Des décennies de recherche en science politique démontrent pourtant les limites de ce levier commercial, surtout lorsqu’un gouvernement estime qu’il poursuit un intérêt national fondamental. Par exemple, les sévères sanctions économiques n’ont pas poussé Poutine à renoncer à l’annexion de la Crimée, et ne l’ont pas dissuadé de rééditer en 2020 sa tentative de 2016 d’influencer l’issue de la présidentielle américaine.

La Chine a réagi aux récentes sanctions coordonnées occidentales contre les atrocités au Xinjiang en décidant ses propres sanctions contre des politiciens allemands et chercheurs suédois, parmi d’autres cibles. Pékin ne craint manifestement pas de faire dérailler l’accord global sur l’investissement qu’il vient de signer avec l’UE. Et la Russie et la Chine font front commun contre les sanctions occidentales.

Non seulement les sanctions ont donc peu d’effet sur le comportement des pays ciblés, des études révèlent également qu’elles nuisent le plus souvent aux intérêts économiques des pays qui en imposent. Le cas de la Chine illustre bien cet argument.
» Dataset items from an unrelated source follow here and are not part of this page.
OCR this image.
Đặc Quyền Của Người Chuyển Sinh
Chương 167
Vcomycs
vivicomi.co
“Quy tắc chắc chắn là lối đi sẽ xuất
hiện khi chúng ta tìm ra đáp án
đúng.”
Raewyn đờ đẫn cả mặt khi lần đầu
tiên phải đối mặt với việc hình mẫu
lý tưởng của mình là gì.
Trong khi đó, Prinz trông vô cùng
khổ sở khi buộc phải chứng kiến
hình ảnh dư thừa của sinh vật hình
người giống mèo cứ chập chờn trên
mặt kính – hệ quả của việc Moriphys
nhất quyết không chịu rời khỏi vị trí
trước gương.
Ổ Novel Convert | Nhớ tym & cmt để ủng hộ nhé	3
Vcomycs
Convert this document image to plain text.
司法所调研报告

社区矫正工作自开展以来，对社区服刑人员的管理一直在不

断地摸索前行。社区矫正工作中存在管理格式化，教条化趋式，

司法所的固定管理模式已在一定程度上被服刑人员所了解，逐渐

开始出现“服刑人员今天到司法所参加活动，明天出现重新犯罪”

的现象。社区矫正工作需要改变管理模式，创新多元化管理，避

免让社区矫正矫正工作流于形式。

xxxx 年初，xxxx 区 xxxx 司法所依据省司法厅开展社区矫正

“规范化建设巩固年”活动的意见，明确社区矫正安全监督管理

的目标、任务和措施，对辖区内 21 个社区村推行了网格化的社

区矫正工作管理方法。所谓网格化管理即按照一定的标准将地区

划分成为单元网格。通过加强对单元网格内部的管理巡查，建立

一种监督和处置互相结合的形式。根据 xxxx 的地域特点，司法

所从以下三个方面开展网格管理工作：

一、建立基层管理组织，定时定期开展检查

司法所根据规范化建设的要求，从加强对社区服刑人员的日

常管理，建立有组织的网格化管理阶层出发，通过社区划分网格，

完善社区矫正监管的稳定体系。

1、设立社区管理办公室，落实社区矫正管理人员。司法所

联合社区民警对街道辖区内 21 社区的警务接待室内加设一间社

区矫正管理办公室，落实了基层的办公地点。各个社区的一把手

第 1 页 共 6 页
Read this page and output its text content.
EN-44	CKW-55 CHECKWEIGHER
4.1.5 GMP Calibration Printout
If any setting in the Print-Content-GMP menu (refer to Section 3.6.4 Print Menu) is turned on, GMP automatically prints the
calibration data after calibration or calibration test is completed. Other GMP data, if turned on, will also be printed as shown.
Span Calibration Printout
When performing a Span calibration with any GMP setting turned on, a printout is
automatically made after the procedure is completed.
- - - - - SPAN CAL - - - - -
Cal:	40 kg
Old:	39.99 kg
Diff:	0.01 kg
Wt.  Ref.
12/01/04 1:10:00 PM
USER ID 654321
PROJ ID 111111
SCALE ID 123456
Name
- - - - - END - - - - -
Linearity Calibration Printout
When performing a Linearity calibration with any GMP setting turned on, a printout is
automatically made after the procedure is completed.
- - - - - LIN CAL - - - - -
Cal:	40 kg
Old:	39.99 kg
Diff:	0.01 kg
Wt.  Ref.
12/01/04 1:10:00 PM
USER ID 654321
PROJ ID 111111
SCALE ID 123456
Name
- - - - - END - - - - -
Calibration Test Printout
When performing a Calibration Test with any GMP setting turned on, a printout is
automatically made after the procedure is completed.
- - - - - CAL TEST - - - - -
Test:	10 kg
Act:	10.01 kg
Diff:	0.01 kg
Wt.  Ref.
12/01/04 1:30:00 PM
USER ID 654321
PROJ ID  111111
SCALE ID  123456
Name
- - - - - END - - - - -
Son marché intérieur a considérablement contribué à enrichir les entreprises et multinationales américaines, tout en restant une autocratie.

Y compris les analystes américains admettent généralement que l’essor de la Chine a été à l’origine d’un boom économique pour les États-Unis et d’autres économies plus développées, comme le Japon, la Thaïlande et l’Allemagne.

Si l’on peut convenir que les États-Unis et leurs alliés doivent aujourd’hui tenir tête à la Chine sur certaines questions, force est de constater que l’approche musclée de Donald Trump n’a fait qu’accroître l’animosité et réduire les investissements et les achats chinois aux États-Unis, avec de graves conséquences sur les conditions de vie des Américains.

En revanche, le déficit commercial évoqué par Trump pour justifier sa guerre commerciale est resté astronomique, les usines américaines sont restées à l’étranger, il n’y avait pas de fin aux violations des droits de l’homme en Chine, et l’influence de la Chine a considérablement augmenté à l’échelle mondiale.

Ce serait au contraire, en partie, les vols dans le passé de la propriété intellectuelle occidentale qui auraient permis aux entreprises chinoises de développer aujourd’hui leur propre propriété intellectuelle dans les technologies 5G et l’intelligence artificielle.

Le maintien d’un régime irréfléchi de sanctions économiques, bien que politiquement correct, risque de rendre un Occident déjà ruiné pauvre comme Job, alors même que la collaboration solidaire entre grandes puissances autoritaires pourrait en faire riches comme Crésus!